With a minimal load-out for the training jump that didn’t include weapons, Fisher had to improvise. He made his way to the cockpit, where he found the crew had already gotten Lambert’s order. The pilot handed Fisher his personal sidearm, a Beretta model 92F 9mm, along with an extra magazine.
“How far?” Fisher asked him. Two minutes had passed since Lambert’s message.
“We’re thirty miles out; I’ll drop you at five.”
“Cutting it close.”
Lambert was listening in. “Close calls are what you’re good at, Sam.”
“You always say the nicest things.”
“We’ve got two Coast Guard cutters and a Navy destroyer en route, but you’ll still get there first. A pair of F- 16s are lifting off from Homestead, should be overhead about the time you hit the deck.”
“SecDef. If you can’t stop the ship, he’s going to order the F-16s to sink her.”
“If she’s full of what we think she is—”
“Then we’ll have an ecological nightmare on our hands. Good luck.”

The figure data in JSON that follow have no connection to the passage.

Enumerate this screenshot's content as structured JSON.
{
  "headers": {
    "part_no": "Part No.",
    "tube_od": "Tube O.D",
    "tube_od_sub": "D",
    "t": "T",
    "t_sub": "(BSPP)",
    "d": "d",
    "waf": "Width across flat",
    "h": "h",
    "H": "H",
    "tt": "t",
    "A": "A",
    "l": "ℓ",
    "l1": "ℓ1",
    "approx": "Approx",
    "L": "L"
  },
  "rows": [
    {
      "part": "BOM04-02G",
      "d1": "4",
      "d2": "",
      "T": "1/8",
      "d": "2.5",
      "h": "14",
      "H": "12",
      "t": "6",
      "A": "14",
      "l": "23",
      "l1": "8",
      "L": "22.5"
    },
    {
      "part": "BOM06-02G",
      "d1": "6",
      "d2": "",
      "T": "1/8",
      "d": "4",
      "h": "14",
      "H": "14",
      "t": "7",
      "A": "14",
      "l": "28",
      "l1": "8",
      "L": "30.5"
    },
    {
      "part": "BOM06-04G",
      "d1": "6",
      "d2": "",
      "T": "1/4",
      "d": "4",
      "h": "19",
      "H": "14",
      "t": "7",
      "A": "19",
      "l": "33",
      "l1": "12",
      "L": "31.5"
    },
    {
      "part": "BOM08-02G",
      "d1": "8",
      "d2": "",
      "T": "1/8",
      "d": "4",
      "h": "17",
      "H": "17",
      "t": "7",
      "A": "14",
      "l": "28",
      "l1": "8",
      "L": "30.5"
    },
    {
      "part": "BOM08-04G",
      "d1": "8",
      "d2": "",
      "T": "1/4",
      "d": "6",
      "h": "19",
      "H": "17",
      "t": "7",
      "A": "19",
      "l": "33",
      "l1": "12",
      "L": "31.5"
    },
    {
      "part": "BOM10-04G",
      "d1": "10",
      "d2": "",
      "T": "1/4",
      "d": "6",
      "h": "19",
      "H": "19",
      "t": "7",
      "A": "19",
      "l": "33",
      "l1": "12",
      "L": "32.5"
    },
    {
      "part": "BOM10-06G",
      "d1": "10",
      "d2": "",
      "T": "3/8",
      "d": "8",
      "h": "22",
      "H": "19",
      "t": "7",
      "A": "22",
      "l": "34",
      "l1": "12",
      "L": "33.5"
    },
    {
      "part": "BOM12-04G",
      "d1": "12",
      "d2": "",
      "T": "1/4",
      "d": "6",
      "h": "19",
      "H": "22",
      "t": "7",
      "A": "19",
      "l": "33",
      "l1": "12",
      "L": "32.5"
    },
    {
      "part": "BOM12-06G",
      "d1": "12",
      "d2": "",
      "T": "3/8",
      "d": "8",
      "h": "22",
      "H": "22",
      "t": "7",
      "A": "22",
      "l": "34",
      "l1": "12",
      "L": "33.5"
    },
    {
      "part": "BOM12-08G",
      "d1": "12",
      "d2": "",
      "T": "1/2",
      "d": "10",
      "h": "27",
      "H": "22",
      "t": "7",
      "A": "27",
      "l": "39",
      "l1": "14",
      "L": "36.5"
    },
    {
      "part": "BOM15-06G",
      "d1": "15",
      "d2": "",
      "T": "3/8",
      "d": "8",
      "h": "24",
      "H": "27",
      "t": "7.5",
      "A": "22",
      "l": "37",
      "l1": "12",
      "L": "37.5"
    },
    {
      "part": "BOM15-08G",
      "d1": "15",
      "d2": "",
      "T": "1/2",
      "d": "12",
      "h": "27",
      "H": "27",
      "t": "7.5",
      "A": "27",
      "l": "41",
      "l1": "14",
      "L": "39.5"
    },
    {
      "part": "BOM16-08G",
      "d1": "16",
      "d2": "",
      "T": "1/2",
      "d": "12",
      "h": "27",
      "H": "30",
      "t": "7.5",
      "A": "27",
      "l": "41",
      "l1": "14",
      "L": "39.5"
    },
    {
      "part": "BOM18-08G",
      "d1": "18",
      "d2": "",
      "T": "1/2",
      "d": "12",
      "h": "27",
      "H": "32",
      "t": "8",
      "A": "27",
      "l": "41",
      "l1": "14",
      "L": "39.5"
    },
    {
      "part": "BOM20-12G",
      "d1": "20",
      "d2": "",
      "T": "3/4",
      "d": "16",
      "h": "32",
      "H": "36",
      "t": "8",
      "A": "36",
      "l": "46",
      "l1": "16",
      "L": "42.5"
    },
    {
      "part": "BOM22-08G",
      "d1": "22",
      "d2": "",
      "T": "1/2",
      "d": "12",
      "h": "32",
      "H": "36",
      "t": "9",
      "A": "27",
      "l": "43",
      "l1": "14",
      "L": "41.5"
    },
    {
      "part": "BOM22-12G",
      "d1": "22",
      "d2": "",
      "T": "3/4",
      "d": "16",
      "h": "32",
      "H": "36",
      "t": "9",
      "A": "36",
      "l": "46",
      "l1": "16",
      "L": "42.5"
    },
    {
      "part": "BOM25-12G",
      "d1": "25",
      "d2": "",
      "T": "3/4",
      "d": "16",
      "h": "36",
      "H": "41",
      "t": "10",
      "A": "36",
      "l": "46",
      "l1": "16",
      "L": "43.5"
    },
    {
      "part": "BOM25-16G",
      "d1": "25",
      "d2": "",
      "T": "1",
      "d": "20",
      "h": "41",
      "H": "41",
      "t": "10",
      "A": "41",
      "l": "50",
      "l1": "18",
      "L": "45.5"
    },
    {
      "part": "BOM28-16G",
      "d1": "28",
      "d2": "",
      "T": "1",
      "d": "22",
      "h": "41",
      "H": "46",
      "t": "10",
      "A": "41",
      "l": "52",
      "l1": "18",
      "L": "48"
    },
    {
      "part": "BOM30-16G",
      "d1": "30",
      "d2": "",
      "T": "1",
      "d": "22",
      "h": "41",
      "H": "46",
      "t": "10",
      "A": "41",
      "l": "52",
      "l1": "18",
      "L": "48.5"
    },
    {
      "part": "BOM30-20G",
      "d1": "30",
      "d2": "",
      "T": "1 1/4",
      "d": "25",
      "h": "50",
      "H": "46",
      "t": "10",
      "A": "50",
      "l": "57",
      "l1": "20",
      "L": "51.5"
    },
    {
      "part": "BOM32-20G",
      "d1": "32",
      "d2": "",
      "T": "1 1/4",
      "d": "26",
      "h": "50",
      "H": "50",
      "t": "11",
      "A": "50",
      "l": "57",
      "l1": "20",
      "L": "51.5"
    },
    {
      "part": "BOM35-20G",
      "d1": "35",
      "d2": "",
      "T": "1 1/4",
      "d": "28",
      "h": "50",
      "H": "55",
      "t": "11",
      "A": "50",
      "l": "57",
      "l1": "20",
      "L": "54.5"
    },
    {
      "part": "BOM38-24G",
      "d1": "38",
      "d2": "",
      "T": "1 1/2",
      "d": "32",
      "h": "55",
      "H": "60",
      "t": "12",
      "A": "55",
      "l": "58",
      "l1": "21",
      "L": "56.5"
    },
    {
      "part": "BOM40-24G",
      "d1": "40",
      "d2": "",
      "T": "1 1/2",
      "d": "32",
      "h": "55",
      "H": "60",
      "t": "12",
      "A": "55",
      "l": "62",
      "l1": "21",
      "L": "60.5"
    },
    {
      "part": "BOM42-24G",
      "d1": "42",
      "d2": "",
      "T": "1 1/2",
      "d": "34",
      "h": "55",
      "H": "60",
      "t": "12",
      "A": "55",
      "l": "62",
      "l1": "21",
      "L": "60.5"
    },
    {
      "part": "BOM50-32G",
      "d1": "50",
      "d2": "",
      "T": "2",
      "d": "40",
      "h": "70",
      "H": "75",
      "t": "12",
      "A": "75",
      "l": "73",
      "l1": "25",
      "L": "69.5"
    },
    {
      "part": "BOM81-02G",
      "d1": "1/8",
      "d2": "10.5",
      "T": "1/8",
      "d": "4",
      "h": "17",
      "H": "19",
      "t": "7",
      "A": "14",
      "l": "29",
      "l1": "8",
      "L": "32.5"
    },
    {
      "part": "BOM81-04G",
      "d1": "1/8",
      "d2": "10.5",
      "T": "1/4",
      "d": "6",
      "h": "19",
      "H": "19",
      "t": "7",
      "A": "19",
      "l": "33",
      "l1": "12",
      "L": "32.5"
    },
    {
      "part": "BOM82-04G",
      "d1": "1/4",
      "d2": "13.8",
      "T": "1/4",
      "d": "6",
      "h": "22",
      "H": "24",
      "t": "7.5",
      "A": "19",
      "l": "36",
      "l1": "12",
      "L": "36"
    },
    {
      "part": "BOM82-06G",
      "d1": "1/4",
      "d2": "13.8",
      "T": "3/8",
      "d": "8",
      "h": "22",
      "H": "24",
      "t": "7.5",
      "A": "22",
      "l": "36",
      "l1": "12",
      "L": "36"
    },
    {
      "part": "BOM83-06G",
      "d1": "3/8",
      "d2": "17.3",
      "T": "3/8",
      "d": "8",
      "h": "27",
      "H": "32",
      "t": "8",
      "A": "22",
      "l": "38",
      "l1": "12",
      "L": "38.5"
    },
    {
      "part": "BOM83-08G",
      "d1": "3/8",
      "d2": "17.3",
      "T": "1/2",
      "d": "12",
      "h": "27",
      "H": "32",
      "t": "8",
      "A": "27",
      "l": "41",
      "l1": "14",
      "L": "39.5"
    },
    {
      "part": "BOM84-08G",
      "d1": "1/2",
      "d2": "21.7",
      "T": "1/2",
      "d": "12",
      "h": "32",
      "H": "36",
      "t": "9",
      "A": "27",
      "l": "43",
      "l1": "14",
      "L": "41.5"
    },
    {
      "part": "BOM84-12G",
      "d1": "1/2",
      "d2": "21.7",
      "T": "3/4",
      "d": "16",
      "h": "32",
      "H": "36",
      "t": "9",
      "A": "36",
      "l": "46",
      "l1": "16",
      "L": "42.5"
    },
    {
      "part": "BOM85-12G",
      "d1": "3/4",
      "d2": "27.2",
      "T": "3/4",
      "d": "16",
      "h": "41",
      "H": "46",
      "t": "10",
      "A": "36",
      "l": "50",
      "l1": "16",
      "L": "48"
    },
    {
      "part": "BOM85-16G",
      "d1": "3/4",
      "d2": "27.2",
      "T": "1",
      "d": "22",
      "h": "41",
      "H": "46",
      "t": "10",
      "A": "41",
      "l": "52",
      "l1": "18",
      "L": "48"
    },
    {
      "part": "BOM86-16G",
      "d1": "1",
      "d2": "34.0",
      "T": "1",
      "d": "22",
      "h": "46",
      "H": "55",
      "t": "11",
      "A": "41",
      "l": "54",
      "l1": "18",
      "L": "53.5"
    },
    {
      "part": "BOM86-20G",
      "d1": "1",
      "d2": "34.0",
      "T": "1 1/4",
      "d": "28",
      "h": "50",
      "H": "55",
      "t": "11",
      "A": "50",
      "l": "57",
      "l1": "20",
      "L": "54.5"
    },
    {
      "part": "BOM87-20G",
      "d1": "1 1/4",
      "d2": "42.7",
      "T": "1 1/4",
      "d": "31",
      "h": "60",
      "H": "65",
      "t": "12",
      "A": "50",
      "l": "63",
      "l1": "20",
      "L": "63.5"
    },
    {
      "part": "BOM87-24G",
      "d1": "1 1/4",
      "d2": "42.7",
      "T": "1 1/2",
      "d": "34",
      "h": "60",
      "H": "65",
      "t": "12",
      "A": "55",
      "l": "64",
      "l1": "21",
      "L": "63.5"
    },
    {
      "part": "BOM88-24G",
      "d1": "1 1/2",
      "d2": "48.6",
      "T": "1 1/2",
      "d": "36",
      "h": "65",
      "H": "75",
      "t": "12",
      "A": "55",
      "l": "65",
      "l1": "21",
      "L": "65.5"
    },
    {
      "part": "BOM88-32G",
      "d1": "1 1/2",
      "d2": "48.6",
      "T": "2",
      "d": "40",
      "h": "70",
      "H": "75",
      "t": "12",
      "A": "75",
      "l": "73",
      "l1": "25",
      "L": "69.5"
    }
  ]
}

“Thanks so much. I’ll be in touch.”
The pilot said, “Two minutes to drop, Major.”
2
Arms braced on either side of the open cargo door, legs spread apart and coiled, Fisher stared at the red bulb above his head and waited for the green go signal. Wind tore through the door, whipping cargo webbing and rattling tie-down buckles. The C-130’s engines — before a dull drone — were now a deafening roar he felt in the pit of his stomach. Cold, metallic-tasting oxygen hissed through his face mask. Beyond the door he saw only blackness, punctuated every few seconds by the flash of the plane’s navigation strobes.
As it always did before a mission, the image of his daughter Sarah’s face flashed through his mind. He squeezed his eyes shut, forced himself back to reality.
Above his head, the red bulb flashed once, turned yellow, went dark, then flashed green.